First-year medical student Erick Masias was excited to return home to Chicago and begin his medical school career at Feinberg. Even though the COVID-19 pandemic has changed what Welcome Week activities looked like this year for first-year students, Masias said he’s nonetheless excited to start his medical school journey.
Masias, originally from Chicago’s Rogers Park neighborhood, graduated in 2018 from Middlebury College in Vermont with a major in neuroscience. In his free time, he enjoys playing music (guitar, piano and singing), biking along Chicago’s lakefront, baking bagels, and playing spikeball and softball.
Read a Q&A below to learn more about Masias’ first week at Feinberg, why he wanted to go to medical school and what he’s looking forward to doing over the next four years.
Why did you want to go to medical school? Why did you choose Feinberg?
From my experience, with my mom and her medical struggles and then also having mental health professionals help my family, I’ve really appreciated how medical professionals were able to help my family and I’ve come to have a greater appreciation for what doctors can do.

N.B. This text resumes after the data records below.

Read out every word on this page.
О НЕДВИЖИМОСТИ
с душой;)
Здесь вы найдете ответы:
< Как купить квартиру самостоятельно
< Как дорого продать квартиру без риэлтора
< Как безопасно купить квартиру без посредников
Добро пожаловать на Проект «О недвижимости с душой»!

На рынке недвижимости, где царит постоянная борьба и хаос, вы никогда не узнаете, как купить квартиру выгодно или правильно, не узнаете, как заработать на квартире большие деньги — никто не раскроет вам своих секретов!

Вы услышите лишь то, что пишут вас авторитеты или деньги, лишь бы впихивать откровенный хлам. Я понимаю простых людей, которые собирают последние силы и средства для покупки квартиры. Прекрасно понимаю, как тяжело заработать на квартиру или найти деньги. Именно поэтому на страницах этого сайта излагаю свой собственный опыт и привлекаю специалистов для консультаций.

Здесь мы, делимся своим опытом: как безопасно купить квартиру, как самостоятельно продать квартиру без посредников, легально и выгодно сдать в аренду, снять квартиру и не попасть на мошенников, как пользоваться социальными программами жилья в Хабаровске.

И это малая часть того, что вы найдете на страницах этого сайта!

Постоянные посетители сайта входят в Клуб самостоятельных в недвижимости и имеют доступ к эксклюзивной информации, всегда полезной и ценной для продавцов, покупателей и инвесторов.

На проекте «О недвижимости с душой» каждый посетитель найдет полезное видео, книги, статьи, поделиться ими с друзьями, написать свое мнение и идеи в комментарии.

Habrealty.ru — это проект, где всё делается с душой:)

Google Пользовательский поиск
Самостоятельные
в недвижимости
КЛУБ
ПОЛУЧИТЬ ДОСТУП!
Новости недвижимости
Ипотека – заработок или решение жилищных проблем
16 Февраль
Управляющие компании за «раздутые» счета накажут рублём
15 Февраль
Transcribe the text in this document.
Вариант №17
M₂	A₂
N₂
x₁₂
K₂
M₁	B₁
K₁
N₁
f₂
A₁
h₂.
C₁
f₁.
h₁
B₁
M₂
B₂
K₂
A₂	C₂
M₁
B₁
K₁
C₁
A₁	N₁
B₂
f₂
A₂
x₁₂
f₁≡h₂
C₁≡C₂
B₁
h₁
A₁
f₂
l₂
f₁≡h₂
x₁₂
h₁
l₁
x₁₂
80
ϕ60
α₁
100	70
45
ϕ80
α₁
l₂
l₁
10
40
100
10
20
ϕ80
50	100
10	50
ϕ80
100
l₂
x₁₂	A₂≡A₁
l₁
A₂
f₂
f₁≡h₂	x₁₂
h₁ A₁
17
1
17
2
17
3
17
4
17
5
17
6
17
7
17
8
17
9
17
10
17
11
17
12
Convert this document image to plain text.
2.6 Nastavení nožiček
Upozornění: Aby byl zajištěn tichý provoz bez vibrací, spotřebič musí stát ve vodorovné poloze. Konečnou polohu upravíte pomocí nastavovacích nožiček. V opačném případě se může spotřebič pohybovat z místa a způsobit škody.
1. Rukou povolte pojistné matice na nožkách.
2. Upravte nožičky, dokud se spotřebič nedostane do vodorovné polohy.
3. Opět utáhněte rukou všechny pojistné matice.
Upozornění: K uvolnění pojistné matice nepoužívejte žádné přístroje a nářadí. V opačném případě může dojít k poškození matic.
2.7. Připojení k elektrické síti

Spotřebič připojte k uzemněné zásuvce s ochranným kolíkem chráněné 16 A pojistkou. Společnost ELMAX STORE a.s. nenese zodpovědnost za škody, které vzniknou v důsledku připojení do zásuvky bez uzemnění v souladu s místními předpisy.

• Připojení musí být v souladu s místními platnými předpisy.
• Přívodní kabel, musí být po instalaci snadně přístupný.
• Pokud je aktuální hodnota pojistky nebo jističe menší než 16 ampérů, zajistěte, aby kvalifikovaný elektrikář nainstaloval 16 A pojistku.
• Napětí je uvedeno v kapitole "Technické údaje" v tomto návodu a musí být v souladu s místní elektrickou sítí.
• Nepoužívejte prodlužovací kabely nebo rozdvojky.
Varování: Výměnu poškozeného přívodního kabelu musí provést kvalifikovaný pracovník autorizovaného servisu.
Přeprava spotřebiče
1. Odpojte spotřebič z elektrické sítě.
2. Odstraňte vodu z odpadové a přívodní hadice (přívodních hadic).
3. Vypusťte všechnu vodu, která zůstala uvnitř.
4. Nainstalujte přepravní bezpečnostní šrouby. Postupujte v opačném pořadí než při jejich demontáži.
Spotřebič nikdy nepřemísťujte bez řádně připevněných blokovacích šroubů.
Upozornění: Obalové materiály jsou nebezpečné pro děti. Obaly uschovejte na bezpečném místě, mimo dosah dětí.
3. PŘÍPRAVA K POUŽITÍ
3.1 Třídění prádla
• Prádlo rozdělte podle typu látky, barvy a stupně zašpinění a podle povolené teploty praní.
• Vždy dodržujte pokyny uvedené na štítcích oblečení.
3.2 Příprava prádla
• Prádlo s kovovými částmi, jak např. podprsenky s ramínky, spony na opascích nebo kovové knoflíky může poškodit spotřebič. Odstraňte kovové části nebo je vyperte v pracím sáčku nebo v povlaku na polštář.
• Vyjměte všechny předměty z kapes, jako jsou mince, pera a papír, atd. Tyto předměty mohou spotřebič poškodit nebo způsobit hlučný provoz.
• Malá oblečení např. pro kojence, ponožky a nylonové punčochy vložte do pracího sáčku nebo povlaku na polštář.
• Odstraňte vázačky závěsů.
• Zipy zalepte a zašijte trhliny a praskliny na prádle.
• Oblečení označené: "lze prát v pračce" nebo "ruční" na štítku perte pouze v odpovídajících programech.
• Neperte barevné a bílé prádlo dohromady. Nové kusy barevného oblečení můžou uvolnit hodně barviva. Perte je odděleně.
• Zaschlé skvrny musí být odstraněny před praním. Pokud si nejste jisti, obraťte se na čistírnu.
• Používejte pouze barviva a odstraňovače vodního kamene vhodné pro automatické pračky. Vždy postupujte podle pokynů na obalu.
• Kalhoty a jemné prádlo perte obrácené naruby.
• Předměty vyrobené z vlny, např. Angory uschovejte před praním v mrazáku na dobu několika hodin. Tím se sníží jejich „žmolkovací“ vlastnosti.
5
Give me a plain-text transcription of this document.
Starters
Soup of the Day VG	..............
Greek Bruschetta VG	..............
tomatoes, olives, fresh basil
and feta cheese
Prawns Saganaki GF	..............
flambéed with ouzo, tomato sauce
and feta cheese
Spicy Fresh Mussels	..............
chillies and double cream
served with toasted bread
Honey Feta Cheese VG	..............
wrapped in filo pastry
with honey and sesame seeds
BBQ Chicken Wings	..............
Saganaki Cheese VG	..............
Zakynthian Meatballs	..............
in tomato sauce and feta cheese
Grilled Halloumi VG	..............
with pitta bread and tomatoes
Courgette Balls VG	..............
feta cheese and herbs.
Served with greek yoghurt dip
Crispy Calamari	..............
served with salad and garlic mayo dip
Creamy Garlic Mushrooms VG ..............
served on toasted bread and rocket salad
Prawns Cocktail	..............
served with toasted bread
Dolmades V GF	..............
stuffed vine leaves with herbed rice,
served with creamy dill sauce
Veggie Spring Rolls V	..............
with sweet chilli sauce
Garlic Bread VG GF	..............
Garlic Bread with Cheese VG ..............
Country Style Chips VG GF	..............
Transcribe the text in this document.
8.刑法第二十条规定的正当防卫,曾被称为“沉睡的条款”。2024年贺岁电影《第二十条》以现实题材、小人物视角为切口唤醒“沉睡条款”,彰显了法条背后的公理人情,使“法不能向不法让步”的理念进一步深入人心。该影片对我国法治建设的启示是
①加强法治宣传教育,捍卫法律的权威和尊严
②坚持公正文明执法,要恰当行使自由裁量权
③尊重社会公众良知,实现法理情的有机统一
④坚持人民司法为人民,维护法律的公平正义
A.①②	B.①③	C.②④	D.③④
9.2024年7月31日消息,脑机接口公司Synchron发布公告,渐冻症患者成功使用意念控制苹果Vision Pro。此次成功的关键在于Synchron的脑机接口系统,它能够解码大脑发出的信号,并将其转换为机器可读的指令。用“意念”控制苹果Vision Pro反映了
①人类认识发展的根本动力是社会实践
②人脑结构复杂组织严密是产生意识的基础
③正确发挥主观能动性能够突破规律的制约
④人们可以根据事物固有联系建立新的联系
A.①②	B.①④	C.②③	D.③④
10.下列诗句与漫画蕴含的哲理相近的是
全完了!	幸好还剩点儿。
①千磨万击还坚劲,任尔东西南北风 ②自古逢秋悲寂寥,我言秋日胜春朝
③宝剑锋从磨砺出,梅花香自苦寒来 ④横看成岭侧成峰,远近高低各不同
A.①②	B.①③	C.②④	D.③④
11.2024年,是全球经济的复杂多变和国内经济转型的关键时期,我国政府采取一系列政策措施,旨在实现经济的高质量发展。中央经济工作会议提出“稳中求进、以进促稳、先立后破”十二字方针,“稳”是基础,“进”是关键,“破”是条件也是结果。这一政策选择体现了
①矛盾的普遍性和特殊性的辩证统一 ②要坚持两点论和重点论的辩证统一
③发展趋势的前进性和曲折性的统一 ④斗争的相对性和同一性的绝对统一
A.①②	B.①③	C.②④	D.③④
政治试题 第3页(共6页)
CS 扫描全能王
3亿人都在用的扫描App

Out of all the medical schools I was considering, Feinberg stuck out the most when I spoke with current students. They talked about how they were supported here and that what drew them to Feinberg was the people. I’ve been seeing more and more of that now. I also grew up in Chicago and I felt like there was no better place to have a solid support system to get me through these next four years.
What was your first week of medical school like?
It’s been somewhat of a letdown starting school virtually. Normally this is a time we’d be getting to form bonds with our classmates and peers in person. But as future healthcare professionals, we’re keeping in mind why things have to be the way that they are, and starting medical school during a pandemic really reaffirms for a lot of us why we chose to take on this journey. So far, I’ve really appreciated when we get to have smaller group sessions on Zoom, to have spaces where we’re allowed to be vulnerable with each other about our transition to medical school and about Feinberg’s attempts to address anti-racism. I’ve gotten to meet some people through that and I feel like we’ll be close friends for the next four years.
How did it feel to pick up your white coat?
It was exciting. I’m living in South Loop, so I got to bike to campus for the first time and it was cool to feel out what it would be like to go to campus. I think it was a thoughtful gesture and everything that the admissions team put in the little welcome package was nice, as well. It felt welcoming even though we didn’t get to stay on campus for very long. It would’ve been nice to have an actual ceremony, but again we’re all keeping in mind why things have to be the way they are.
What are you most excited to do or learn in medical school over these next four years?
During my gap years, I volunteered with an organization in Boston called Musicians On Call, an organization that brings live music to patient bedsides across the nation. They actually have affiliate sites on Northwestern’s campus at Lurie and Shirley Ryan. Once they start taking volunteers at the hospitals again, I’m excited to get involved. I’m also excited to have clinical experiences through our ECMH sites in Chicago’s neighborhoods.